The text released by the Ministry of Health emphasizes that the vaccines included in the National Schedule have demonstrated their safety and efficacy for decades, and that each of them undergoes rigorous evaluation processes before being incorporated. It also highlights that these controls are maintained permanently to ensure quality, safety, and effectiveness. In other words, the statement reaffirms a healthcare scheme based on evidence and proven tools, which have saved millions of lives over time. Axel Kicillof.
The massive support from provinces of all political backgrounds reflected a rare federal consensus in recent Argentine politics. Governors who usually disagree on economic or institutional matters agreed to support a schedule made up exclusively of established vaccines, distancing themselves from any type of experimental formulation or accelerated approval, such as those used during the Covid pandemic. The message was clear: to strengthen public trust in a predictable system, with immunizations of proven track record.
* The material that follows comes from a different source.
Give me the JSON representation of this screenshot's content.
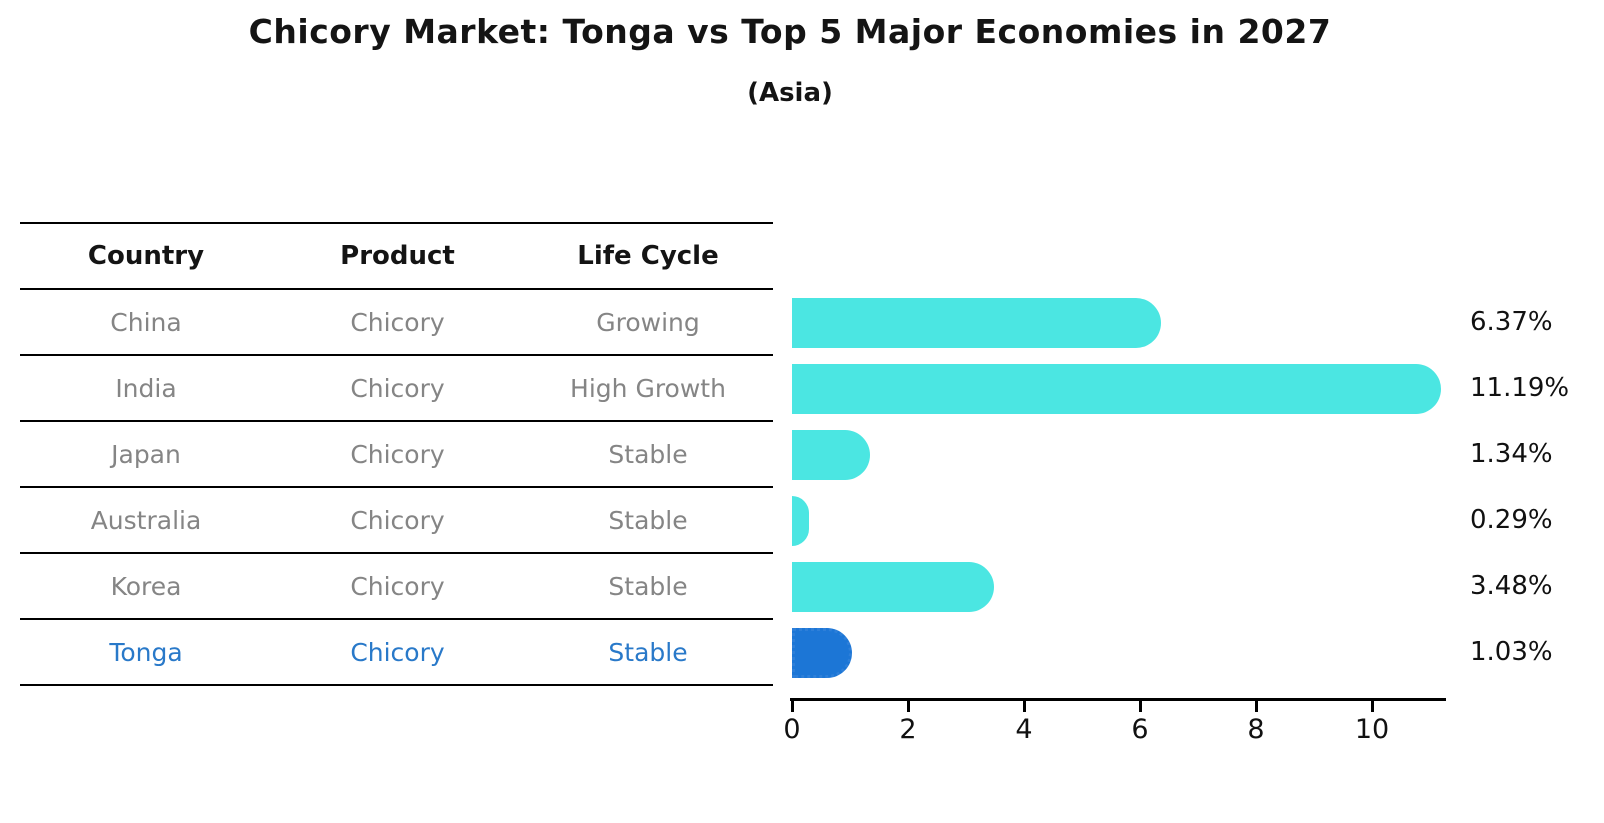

In that context, the silence of Kicillof and Insfrán became evident. Buenos Aires and Formosa were the only jurisdictions that did not endorse a document that simply reaffirms the safety, free access, and mandatory nature of the country's most traditional vaccines. The decision is not surprising in political terms: both governors represent the hard core of Kirchnerism, which on multiple occasions has remained on the sidelines of broad agreements that transcend the political divide. However, on an issue as essential as public vaccination, their absence once again highlights the growing isolation of the most ideologically driven Peronism from the rest of the political landscape. Gildo Insfrán.
For the Nation and the 22 signatory jurisdictions, the statement aims to send a signal of health stability and federal planning. The coordination among the Nation, provinces, and municipalities is presented in the text as an essential commitment to ensure that every Argentine has free and timely access to the vaccines included in the mandatory schedule. The emphasis on the "protection of children" as a priority sealed a joint message that transcended party differences.
Meanwhile, almost the entire country aligned itself behind a schedule based on science, evidence, and ongoing monitoring, Kicillof and Insfrán chose not to support even a basic call for traditional vaccination. Their absence, far from overshadowing the announcement, ended up reinforcing the image of a broad consensus from which only the residual Kirchnerism was left out.